カミリ「諦めるな英雄。そこからでも立て直せる。」

 横から1人の天使が声を掛け、神聖魔力を俺に注ぎ込んできた。

曖人「ありがとう。」

 俺は態勢をすぐに構えて、チャージキャノンを回避した。

エンデス「ぐぬぬぬ!また邪魔な者が現れやがった。実に不愉快。ストレスだ。何故、我が教徒はこう安々と抜けさせるのだ。」

カミリ「単刀直入に言わせてもらうと、全滅したからだ。」

 その言葉を聞き、エンデスは何かを察したような表情を浮かべた。

エンデス「まさか貴様らがここまで用意周到だったとは……。おい薄銀の天使。何か知っているな?」

 ダメージを貰って地で自己蘇生をしていたコードは、俺達の目線の位置まで飛んできた。
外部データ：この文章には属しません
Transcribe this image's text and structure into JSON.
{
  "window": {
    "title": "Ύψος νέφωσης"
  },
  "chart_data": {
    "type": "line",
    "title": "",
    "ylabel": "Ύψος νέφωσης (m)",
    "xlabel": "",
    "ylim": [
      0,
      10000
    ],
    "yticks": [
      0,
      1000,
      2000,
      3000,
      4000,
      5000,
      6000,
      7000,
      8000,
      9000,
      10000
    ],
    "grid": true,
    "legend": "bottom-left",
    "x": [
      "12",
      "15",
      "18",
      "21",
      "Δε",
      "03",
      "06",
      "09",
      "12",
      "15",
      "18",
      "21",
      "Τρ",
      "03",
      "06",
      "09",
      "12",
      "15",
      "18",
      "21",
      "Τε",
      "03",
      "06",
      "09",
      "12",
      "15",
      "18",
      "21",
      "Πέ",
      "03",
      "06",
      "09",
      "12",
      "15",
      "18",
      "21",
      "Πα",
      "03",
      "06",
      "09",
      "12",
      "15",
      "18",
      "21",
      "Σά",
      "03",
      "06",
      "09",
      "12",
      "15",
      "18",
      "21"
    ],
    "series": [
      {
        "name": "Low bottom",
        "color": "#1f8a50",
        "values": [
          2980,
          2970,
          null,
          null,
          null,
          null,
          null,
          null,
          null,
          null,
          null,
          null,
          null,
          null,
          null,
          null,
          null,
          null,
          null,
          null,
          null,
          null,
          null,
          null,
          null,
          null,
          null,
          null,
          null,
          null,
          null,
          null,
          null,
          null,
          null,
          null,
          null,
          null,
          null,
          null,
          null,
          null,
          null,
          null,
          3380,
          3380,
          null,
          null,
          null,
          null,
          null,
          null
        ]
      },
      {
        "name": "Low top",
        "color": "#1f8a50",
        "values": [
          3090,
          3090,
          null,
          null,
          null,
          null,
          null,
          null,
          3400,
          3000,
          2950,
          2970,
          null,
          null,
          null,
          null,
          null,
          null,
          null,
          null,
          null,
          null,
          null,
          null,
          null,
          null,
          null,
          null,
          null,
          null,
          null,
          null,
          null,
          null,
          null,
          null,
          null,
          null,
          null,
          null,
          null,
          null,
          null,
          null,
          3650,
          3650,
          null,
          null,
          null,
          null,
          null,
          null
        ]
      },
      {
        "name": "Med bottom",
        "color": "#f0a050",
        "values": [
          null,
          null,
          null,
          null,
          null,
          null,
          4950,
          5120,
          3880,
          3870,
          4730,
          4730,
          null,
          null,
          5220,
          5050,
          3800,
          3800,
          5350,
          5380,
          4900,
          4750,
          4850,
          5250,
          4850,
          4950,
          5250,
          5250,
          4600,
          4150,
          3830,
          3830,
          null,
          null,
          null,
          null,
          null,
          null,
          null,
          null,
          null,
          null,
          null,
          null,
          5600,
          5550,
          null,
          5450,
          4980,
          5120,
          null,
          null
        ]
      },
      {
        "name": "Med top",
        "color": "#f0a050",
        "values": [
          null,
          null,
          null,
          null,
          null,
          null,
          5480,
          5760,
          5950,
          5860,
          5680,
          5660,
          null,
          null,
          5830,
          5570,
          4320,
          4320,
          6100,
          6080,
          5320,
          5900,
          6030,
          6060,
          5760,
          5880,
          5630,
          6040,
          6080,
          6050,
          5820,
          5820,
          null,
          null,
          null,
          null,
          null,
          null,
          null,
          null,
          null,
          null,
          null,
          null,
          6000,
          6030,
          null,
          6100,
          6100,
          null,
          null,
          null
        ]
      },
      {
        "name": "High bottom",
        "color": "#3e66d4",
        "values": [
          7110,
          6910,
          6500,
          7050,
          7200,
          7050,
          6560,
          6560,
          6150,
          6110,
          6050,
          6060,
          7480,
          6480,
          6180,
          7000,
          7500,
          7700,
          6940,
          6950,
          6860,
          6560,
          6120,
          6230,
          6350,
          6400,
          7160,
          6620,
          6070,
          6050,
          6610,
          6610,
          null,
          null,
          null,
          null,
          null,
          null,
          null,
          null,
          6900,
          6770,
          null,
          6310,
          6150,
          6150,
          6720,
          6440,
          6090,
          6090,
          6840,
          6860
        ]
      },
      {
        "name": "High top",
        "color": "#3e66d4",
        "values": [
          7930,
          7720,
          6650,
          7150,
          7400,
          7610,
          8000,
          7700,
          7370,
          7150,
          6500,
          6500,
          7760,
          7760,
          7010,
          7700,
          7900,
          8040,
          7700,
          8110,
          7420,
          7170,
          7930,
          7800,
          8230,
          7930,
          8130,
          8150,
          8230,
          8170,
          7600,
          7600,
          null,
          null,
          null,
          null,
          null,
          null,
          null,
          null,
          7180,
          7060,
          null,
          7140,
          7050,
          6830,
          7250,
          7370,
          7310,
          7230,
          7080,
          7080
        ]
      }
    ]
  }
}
コード「この戦いは奴らにとって計算された計画かもしれないが、俺達バブルも奴らの行動を逆算している。」

エンデス「分かるように話しやがれ。」

コード「自分の手の内を明かすのは不利だし避けているが、この状況に及んで奴らに情報が渡る事はないから教えてやろう。俺は七代思想宗派を裏で統率する奴の下にスパイを配置している。この場所が狙われるのも、候補にはずっとあった。そして、お前の戦いはもう神に見られてはいない。」

カミリ「……ああ。」

エンデス「お…おい。何分かった口で言ってるんだ…。XR-196 様は俺に期待して大罪人に選んだ!選ばれし7人の1人なんだよ!」
 
 コードは軽く溜息をついた。

コード「…俺がなんでこの自身に不利益しかない情報を話したかわかるか?」

 その言葉の意味を理解したエンデスは、冷や汗をかいた。